The study of artificial intelligence (AI) and neuroscience has many things in common. At its core, neuroscience aims to better understand the brain by deciphering its complex networks and processes.
Complementarily, many AI-focused research projects involve building synthetic components of the human brain. Connecting these fields benefits both computer scientists and biologically-focused neuroscientists because they help us understand natural and artificial learning systems.

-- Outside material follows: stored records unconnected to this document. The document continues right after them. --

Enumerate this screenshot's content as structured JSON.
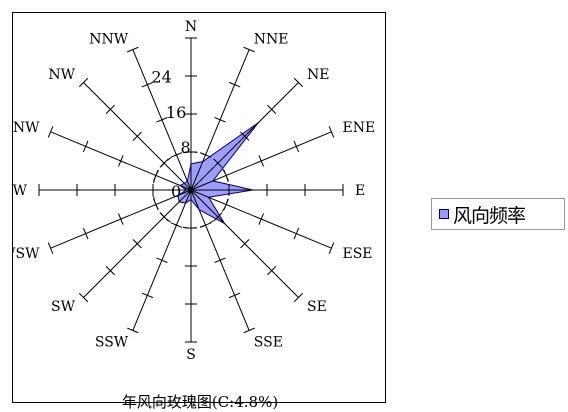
{
  "chart_data": {
    "type": "radar",
    "title": "年风向玫瑰图(C:4.8%)",
    "directions": [
      "N",
      "NNE",
      "NE",
      "ENE",
      "E",
      "ESE",
      "SE",
      "SSE",
      "S",
      "SSW",
      "SW",
      "WSW",
      "W",
      "WNW",
      "NW",
      "NNW"
    ],
    "series": [
      {
        "name": "风向频率",
        "values": [
          5.5,
          6.5,
          20,
          5,
          13,
          4,
          10,
          4.5,
          2,
          3,
          3.5,
          3,
          1,
          2.5,
          2,
          2
        ]
      }
    ],
    "radial_ticks": [
      0,
      8,
      16,
      24
    ],
    "rmax": 32,
    "colors": {
      "fill": "#9999ff",
      "stroke": "#000080"
    }
  },
  "legend": {
    "label": "风向频率"
  }
}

These areas of research lend themselves to drawing inspiration from each other. By the 1950s, researchers had already begun to see how they could model the information-processing abilities of human neurons. Today, AI is giving way to new tools for neuroscience research, some of which are contributing to new hypotheses about how cognitive processes and tasks are performed in the brain.
On Saturday, July 9, from 3:15 p.m. to 4:45 p.m., international experts will meet to discuss a wide range of topics related to the interplay between neuroscience and AI.
Dr. Kanaka Rajan, an assistant professor at the Friedman Brain Institute at the Icahn School of Medicine at Mount Sinai, takes data from neuroscience experiments and combines it with powerful computational frameworks to create artificial models of the brain. As a computational neuroscientist, his work aims to bridge the gap between the desire of AI researchers to find high-performance systems for a specific purpose or application, and the goal of biologists to discover how a system solves problems. and to make predictions from models that can further drive new hypotheses about brain function.
During the session, Dr. Rajan will discuss curricular learning, a novel approach taken by her lab to probe learning mechanisms in biological and artificial brains. This approach mimics the order of meaningful learning in human programs by training a machine learning model starting with an increasingly difficult training set, or “programs”.
As an experimental cognitive neuroscientist, Professor Stanislas Dehaene of the College de France, will argue that our species is truly unique in its ability to learn and that at least for now our brains can still learn better than any machine. who exist !
In addition to elaborating on some of the work featured in his 2020 book, how we learn, he will also talk about new research carried out in his laboratory. One specific area he and his team are looking at is humans’ impressive ability to find patterns in sequences (as in grammar) or in space (as in geometry). The data the team has generated so far poses a challenge to current artificial neural networks, which have not achieved similar performance so far and are generally poor in symbols and grammar.